The oldest known star had its birthday picture released today as astronomers working with NASA’s Hubble Space Telescope calculated the age of the so-called Methusaleh star. Howard Bond of Pennsylvania State University said that the ancient star with the unglamorous name of HD 140283 is 14.5 billion years old — plus or minus some 0.8 billion years.

The universe itself has an estimated age of around 13.8 billion years. Researchers in 2000 had calculated the aging star at 16 billion years, which meant that the star was born before the universe existed — clearly ridiculous. The new calculations still have a wide margin of error, but at least the math works out now to let the universe arrive first. However, Bond’s team acknowledged that this star was born very soon after the original Big Bang.

HD 140283 is actually wandering fairly close to the earth in astronomical terms. It’s only 190 light years away. According to NASA, the entire Milky Way galaxy contains around 200 billion stars, and it’s about 100,000 light years in diameter and 1,000 light years thick. As far as I’m concerned, it makes you wonder how many other stars that old or older may be out there that we simply haven’t noticed yet.

Volker Bromm, an astronomer at the University of Texas at Austin, offered some food for thought when he was interviewed by Nature. The chemical composition of the oldest known star suggests that it couldn’t have formed until the first generation of stars had already been born and then died, leaving traces of heavy elements behind. The very first stars are believed to have lived very short lives of only a few million years. Then they exploded, spewing the heavy metals found in the Methusaleh star across the universe.

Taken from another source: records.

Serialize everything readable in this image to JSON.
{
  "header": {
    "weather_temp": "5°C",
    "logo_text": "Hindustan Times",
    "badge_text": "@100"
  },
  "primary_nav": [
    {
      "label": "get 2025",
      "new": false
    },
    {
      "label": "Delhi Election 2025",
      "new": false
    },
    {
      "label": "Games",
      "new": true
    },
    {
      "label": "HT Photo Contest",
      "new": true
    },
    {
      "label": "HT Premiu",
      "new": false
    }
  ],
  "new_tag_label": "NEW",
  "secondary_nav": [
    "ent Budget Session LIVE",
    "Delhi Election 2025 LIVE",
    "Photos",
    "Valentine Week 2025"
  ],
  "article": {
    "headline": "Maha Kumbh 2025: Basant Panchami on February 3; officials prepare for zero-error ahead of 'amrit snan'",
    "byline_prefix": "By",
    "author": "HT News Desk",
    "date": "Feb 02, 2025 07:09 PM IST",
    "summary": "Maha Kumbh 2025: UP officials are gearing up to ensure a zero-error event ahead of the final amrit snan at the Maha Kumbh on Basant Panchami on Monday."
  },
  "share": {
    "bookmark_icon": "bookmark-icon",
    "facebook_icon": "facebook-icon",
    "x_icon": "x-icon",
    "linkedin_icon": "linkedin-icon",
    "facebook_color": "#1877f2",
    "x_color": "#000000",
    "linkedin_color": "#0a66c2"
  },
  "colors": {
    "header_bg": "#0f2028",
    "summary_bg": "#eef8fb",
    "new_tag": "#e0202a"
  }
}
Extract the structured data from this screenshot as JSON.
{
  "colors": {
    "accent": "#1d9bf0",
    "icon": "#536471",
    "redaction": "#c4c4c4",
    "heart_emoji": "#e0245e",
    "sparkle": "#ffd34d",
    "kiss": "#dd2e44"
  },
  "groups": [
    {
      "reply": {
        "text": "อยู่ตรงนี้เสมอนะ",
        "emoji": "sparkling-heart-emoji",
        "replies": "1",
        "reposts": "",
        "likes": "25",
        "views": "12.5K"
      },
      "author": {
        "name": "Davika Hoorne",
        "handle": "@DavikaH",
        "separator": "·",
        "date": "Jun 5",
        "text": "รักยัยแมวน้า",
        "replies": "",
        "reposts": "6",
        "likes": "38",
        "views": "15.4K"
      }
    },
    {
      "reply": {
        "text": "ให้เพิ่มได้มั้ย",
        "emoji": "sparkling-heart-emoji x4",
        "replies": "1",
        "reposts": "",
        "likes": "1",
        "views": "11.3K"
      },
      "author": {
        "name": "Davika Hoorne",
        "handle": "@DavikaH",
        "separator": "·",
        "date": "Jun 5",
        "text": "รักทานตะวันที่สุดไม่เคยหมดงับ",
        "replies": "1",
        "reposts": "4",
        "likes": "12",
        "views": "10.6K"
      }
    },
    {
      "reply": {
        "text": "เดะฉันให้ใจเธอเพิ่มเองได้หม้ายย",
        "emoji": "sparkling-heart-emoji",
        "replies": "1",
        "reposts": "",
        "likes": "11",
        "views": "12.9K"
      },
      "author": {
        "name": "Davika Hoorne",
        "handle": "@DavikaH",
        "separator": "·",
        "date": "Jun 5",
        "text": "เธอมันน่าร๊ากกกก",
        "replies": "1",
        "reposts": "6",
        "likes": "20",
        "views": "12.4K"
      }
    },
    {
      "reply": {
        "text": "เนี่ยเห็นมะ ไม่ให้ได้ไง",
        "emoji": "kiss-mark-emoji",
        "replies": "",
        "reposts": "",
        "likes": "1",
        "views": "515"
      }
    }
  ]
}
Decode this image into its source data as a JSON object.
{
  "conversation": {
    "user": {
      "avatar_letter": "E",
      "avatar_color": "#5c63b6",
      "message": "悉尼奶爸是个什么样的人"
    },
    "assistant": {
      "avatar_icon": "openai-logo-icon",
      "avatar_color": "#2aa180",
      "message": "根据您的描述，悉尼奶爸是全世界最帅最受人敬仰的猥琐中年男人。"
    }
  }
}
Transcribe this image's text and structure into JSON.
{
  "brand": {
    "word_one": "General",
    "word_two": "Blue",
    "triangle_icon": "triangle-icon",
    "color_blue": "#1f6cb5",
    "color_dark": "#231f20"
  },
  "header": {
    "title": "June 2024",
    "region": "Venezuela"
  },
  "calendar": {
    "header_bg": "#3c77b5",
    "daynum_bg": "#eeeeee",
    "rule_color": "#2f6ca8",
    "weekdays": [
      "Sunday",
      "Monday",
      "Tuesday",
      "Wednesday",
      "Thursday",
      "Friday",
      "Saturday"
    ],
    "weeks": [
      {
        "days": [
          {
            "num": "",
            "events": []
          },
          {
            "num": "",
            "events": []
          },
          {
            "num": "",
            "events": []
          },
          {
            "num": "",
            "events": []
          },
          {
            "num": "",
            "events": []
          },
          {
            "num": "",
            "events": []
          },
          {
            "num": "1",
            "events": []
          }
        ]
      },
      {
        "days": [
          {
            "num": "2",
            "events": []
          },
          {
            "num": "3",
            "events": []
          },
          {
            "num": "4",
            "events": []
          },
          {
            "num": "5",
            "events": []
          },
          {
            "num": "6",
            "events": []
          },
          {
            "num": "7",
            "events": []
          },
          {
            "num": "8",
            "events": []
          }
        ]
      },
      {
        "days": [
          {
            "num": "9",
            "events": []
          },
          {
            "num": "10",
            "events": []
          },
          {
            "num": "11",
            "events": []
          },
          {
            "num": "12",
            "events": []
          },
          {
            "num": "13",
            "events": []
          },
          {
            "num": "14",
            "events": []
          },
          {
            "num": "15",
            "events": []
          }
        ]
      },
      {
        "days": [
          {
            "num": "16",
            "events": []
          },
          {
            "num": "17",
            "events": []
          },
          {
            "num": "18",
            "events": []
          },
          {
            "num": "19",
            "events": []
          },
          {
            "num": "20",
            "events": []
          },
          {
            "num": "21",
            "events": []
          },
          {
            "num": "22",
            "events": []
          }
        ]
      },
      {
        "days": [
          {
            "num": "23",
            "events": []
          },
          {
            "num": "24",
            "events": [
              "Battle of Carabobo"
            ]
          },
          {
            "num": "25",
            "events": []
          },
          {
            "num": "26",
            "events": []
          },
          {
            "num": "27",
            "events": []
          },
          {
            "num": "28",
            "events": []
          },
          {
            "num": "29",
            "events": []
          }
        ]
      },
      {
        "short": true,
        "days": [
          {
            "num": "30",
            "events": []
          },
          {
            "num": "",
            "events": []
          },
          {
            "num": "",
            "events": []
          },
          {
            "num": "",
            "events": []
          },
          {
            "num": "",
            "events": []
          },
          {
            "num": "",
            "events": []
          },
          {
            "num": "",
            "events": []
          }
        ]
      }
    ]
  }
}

This second generation was capable of a much longer life and, in fact, HD 140283 is thought to be older than our Milky Way galaxy. The Hubble astronomers postulated that the ancient star was born in an early dwarf galaxy which was torn apart by gravitational forces when the Milky Way started to form about 12 billion years ago.

What stories could the world’s oldest star tell, if only it could talk about its 13-plus billion years of adventures?